BTW, this house led me into the HI field. I started asking local carpenters about replacing rotten sills, repairing/replacing the bowed (from frost) stone foundation, repairing plaster walls, etc but got everything from black to white answers. So I started studying more building science, framing, building, etc. About a year later while into my renovation was asked by a friend to inspect an old farm house he was considering buying…and so it began slowly 1-2-3 a year (I also ran an energy retrofit/ventilation/roofing/siding/window operation with 3 trucks and up to 12 employees at the time).
I purchased the limited/incorporated inspection company I presently own from an engineer and engineering tech in late 1984. I had been hired by them in special cases a couple of times and their new company was not growing as fast as they had hoped… they essentially dumped it on me with all the letterhead/copyrites/name protected for a song.
David and Scott got it. Nothing needs to be replaced until it’s no longer able to do its job. As long as these logs stay dry there’s a good chance they’ll last for much, much longer.
The way floor logs like these typically fail is that sooner or later, often as the result of a change of exterior grade, plumbing leaks, re-routing of a dryer vent or some other factor which routes moisture to the crawlspace, the moisture levels in the logs rise to the point at which decay fungi become active and the logs rot.
These are the ways that the rate of rot will possibly increase in modern times.

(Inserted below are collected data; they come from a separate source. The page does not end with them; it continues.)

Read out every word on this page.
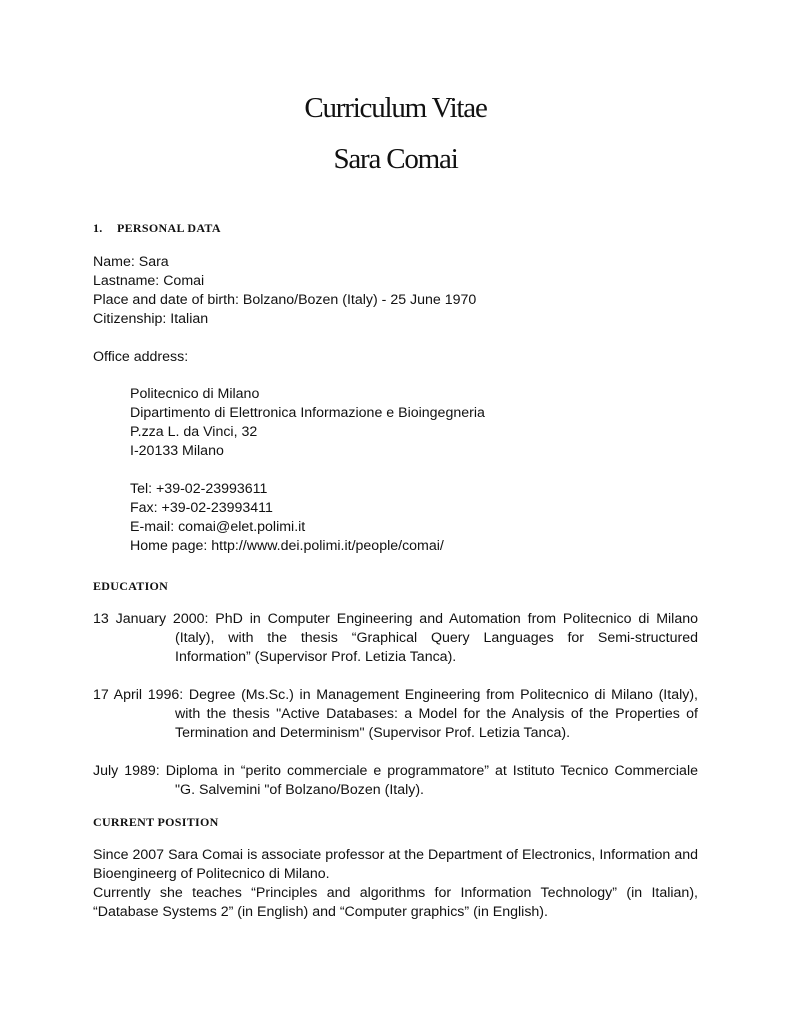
Curriculum Vitae
Sara Comai
1. PERSONAL DATA
Name: Sara
Lastname: Comai
Place and date of birth: Bolzano/Bozen (Italy) - 25 June 1970
Citizenship: Italian
Office address:
Politecnico di Milano
Dipartimento di Elettronica Informazione e Bioingegneria
P.zza L. da Vinci, 32
I-20133 Milano
Tel: +39-02-23993611
Fax: +39-02-23993411
E-mail: comai@elet.polimi.it
Home page: http://www.dei.polimi.it/people/comai/
EDUCATION
13 January 2000: PhD in Computer Engineering and Automation from Politecnico di Milano
(Italy), with the thesis “Graphical Query Languages for Semi-structured
Information” (Supervisor Prof. Letizia Tanca).
17 April 1996: Degree (Ms.Sc.) in Management Engineering from Politecnico di Milano (Italy),
with the thesis "Active Databases: a Model for the Analysis of the Properties of
Termination and Determinism" (Supervisor Prof. Letizia Tanca).
July 1989: Diploma in “perito commerciale e programmatore” at Istituto Tecnico Commerciale
"G. Salvemini "of Bolzano/Bozen (Italy).
CURRENT POSITION
Since 2007 Sara Comai is associate professor at the Department of Electronics, Information and
Bioengineerg of Politecnico di Milano.
Currently she teaches “Principles and algorithms for Information Technology” (in Italian),
“Database Systems 2” (in English) and “Computer graphics” (in English).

The house that I bought was very close to original (it still has about 80%+ original pine clapboard siding) except for wiring, plumbing and asphalt/asbestos-cement shingles for the last 50 years of its life to 1980. It had been unoccupied for a couple of years prior to my possesion and I did not live in it for another 2 years as we renovated.
In the first summer of renovation, I went into the basement in July to find water on the joists in droplets with some dripping to the damp dirt floor below. Put down 6 mil poly on the dirt floor and the condensation/dripping stopped.
Thank you all for the information which I will use accordingly. Seeing I am doing more and more inspections out in the country I do expect to come across a lot more old home and have started to research all that I can find on log and homes older than 100 years.